Editor's Note Fall 2014
Written onAugust 21 , 2014
Recently I was at a potluck put on by Slow Food Vermont, chatting with a local homesteader about food and ag, and I ended up telling her:
“I’m not a foodie—I’m a farmie.”
A farmie…I’d never used that word before. I wasn’t even sure it was a word. I tell many people I’m not a foodie, usually after they hear I’m the editor of a food magazine and assume that “Oh, you must love to cook,” or “Gosh, you must eat so well at home.” If they only knew my penchant for Peppermint Patties and that I still don’t know how to braise meat.
I much prefer gnawing on the complex issues facing small and mid-size farms—issues a “farmie” would care about, like farm subsidies, land acquisition, animal welfare, farmer pay.
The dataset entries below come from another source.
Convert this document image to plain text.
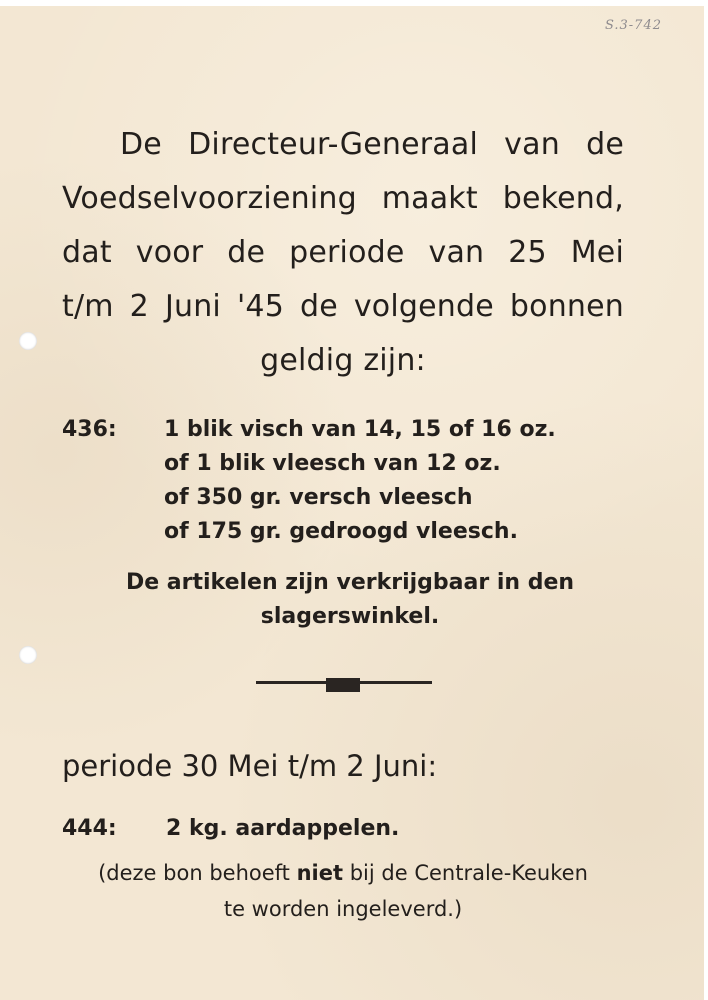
S.3-742
De Directeur-Generaal van de
Voedselvoorziening maakt bekend,
dat voor de periode van 25 Mei
t/m 2 Juni '45 de volgende bonnen
geldig zijn:
436: 1 blik visch van 14, 15 of 16 oz.
of 1 blik vleesch van 12 oz.
of 350 gr. versch vleesch
of 175 gr. gedroogd vleesch.
De artikelen zijn verkrijgbaar in den
slagerswinkel.
periode 30 Mei t/m 2 Juni:
444: 2 kg. aardappelen.
(deze bon behoeft niet bij de Centrale-Keuken
te worden ingeleverd.)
And my hope is that more foodies will become farmies—that for every beautiful tomato or pastured pork chop people buy at a farmers’ market, they’ll spend 10 minutes online trying to learn why that pastured pork chop costs what it does, or 10 minutes talking to a farmer about how he or she is really doing (physically and financially) as they labor to grow those tomatoes.
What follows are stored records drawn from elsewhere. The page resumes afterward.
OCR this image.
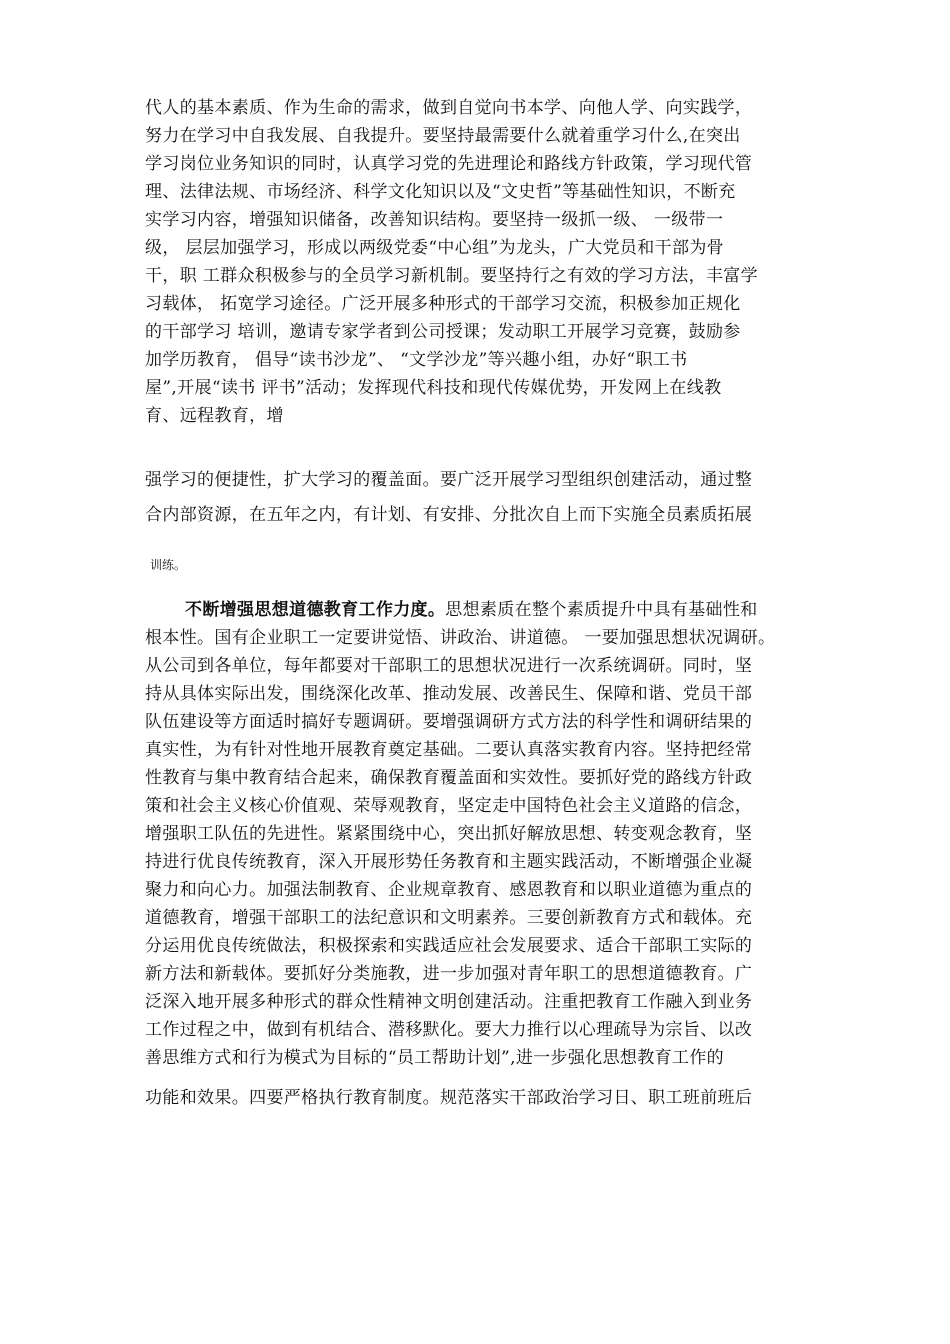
代人的基本素质、作为生命的需求，做到自觉向书本学、向他人学、向实践学，
努力在学习中自我发展、自我提升。要坚持最需要什么就着重学习什么,在突出
学习岗位业务知识的同时，认真学习党的先进理论和路线方针政策，学习现代管
理、法律法规、市场经济、科学文化知识以及“文史哲”等基础性知识，不断充
实学习内容，增强知识储备，改善知识结构。要坚持一级抓一级、 一级带一
级， 层层加强学习，形成以两级党委“中心组”为龙头，广大党员和干部为骨
干，职 工群众积极参与的全员学习新机制。要坚持行之有效的学习方法，丰富学
习载体， 拓宽学习途径。广泛开展多种形式的干部学习交流，积极参加正规化
的干部学习 培训，邀请专家学者到公司授课；发动职工开展学习竞赛，鼓励参
加学历教育， 倡导“读书沙龙”、 “文学沙龙”等兴趣小组，办好“职工书
屋”,开展“读书 评书”活动；发挥现代科技和现代传媒优势，开发网上在线教
育、远程教育，增
强学习的便捷性，扩大学习的覆盖面。要广泛开展学习型组织创建活动，通过整
合内部资源，在五年之内，有计划、有安排、分批次自上而下实施全员素质拓展
训练。
不断增强思想道德教育工作力度。思想素质在整个素质提升中具有基础性和
根本性。国有企业职工一定要讲觉悟、讲政治、讲道德。 一要加强思想状况调研。
从公司到各单位，每年都要对干部职工的思想状况进行一次系统调研。同时，坚
持从具体实际出发，围绕深化改革、推动发展、改善民生、保障和谐、党员干部
队伍建设等方面适时搞好专题调研。要增强调研方式方法的科学性和调研结果的
真实性，为有针对性地开展教育奠定基础。二要认真落实教育内容。坚持把经常
性教育与集中教育结合起来，确保教育覆盖面和实效性。要抓好党的路线方针政
策和社会主义核心价值观、荣辱观教育，坚定走中国特色社会主义道路的信念，
增强职工队伍的先进性。紧紧围绕中心，突出抓好解放思想、转变观念教育，坚
持进行优良传统教育，深入开展形势任务教育和主题实践活动，不断增强企业凝
聚力和向心力。加强法制教育、企业规章教育、感恩教育和以职业道德为重点的
道德教育，增强干部职工的法纪意识和文明素养。三要创新教育方式和载体。充
分运用优良传统做法，积极探索和实践适应社会发展要求、适合干部职工实际的
新方法和新载体。要抓好分类施教，进一步加强对青年职工的思想道德教育。广
泛深入地开展多种形式的群众性精神文明创建活动。注重把教育工作融入到业务
工作过程之中，做到有机结合、潜移默化。要大力推行以心理疏导为宗旨、以改
善思维方式和行为模式为目标的“员工帮助计划”,进一步强化思想教育工作的
功能和效果。四要严格执行教育制度。规范落实干部政治学习日、职工班前班后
Better yet, they could choose just one food or agriculture nonprofit to join or support, and engage in meaningful advocacy to make our food system more just, humane, and equitable. (You can find local nonprofits by visiting the Vermont Food Atlas, an online guide to all-things-ag in Vermont.)
“Not going to happen,” you may be thinking. “People just want to eat a tomato, not think about it.” But nerve-wracking agricultural developments, such as the current drought in California and the recent outbreak of a piglet-killing disease in factory hog farms, are opportunities for people to start thinking about agriculture, not just food.
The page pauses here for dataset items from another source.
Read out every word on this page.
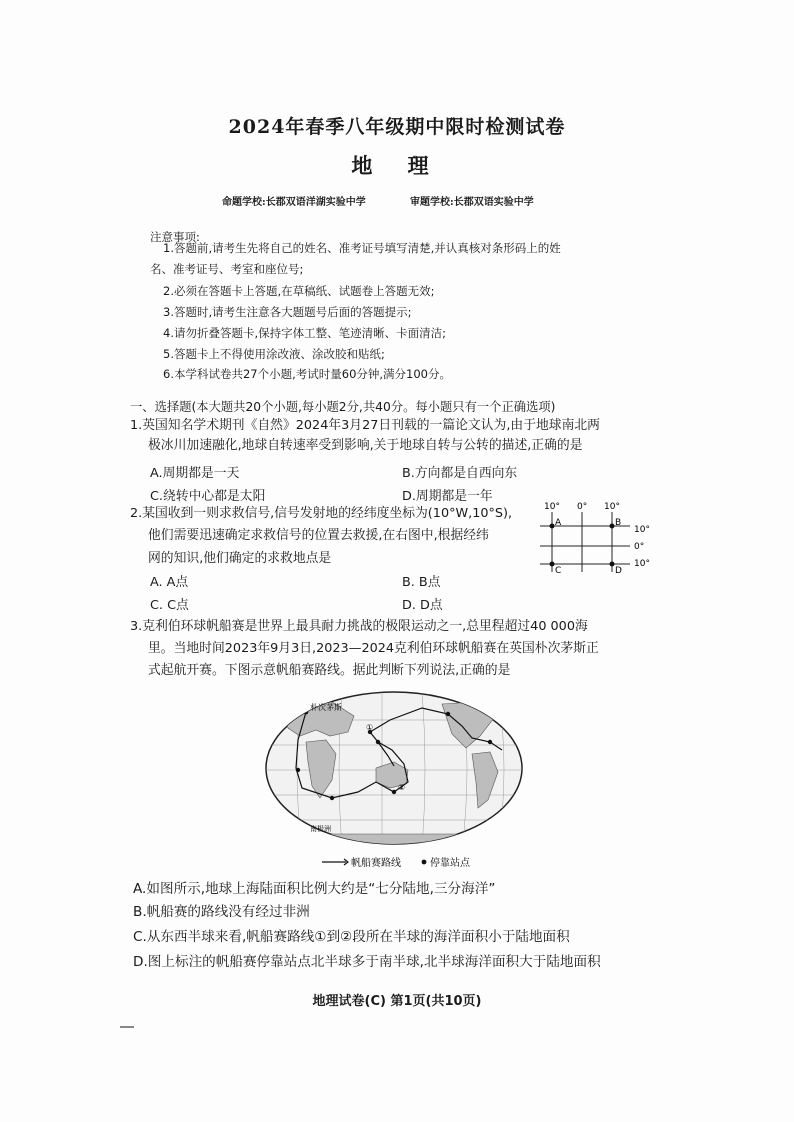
2024年春季八年级期中限时检测试卷
地 理
命题学校:长郡双语洋湖实验中学	审题学校:长郡双语实验中学
注意事项:
1.答题前,请考生先将自己的姓名、准考证号填写清楚,并认真核对条形码上的姓
名、准考证号、考室和座位号;
2.必须在答题卡上答题,在草稿纸、试题卷上答题无效;
3.答题时,请考生注意各大题题号后面的答题提示;
4.请勿折叠答题卡,保持字体工整、笔迹清晰、卡面清洁;
5.答题卡上不得使用涂改液、涂改胶和贴纸;
6.本学科试卷共27个小题,考试时量60分钟,满分100分。
一、选择题(本大题共20个小题,每小题2分,共40分。每小题只有一个正确选项)
1.英国知名学术期刊《自然》2024年3月27日刊载的一篇论文认为,由于地球南北两
极冰川加速融化,地球自转速率受到影响,关于地球自转与公转的描述,正确的是
A.周期都是一天	B.方向都是自西向东
C.绕转中心都是太阳	D.周期都是一年
2.某国收到一则求救信号,信号发射地的经纬度坐标为(10°W,10°S),
他们需要迅速确定求救信号的位置去救援,在右图中,根据经纬
网的知识,他们确定的求救地点是
A. A点	B. B点
C. C点	D. D点
10° 0° 10°
10°
0°
10°
A	B
C	D
3.克利伯环球帆船赛是世界上最具耐力挑战的极限运动之一,总里程超过40 000海
里。当地时间2023年9月3日,2023—2024克利伯环球帆船赛在英国朴次茅斯正
式起航开赛。下图示意帆船赛路线。据此判断下列说法,正确的是
朴次茅斯
①
②
南极洲
帆船赛路线	停靠站点
A.如图所示,地球上海陆面积比例大约是“七分陆地,三分海洋”
B.帆船赛的路线没有经过非洲
C.从东西半球来看,帆船赛路线①到②段所在半球的海洋面积小于陆地面积
D.图上标注的帆船赛停靠站点北半球多于南半球,北半球海洋面积大于陆地面积
地理试卷(C) 第1页(共10页)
In a June blog post for the New York Times, food writer Mark Bittman advocated that we “try to move [the word] ‘foodie’ to a place where it refers to someone who gets beyond fun to pay attention to how food is produced and the impact it has.” I like ditching the word “foodie” altogether and using “farmie” instead because it puts farms at the center of everything. As a popular bumper sticker says, “No farms, no food.”
Much of what we try to do at Local Banquet is bridge the gap between food and farm. So in this issue, Elena Gustavson presents some of the challenges that a restaurateur faces in sourcing from local farms; Katie Sullivan demonstrates the connection between the viability of sheep farming in Vermont and eating mutton; and I introduce some dairy farmers using an on-farm pasteurizer to sell farm-fresh milk directly to customers.
If these topics strike you as interesting, or if you just know in your bones that the issues they raise are important, you’re a farmie already.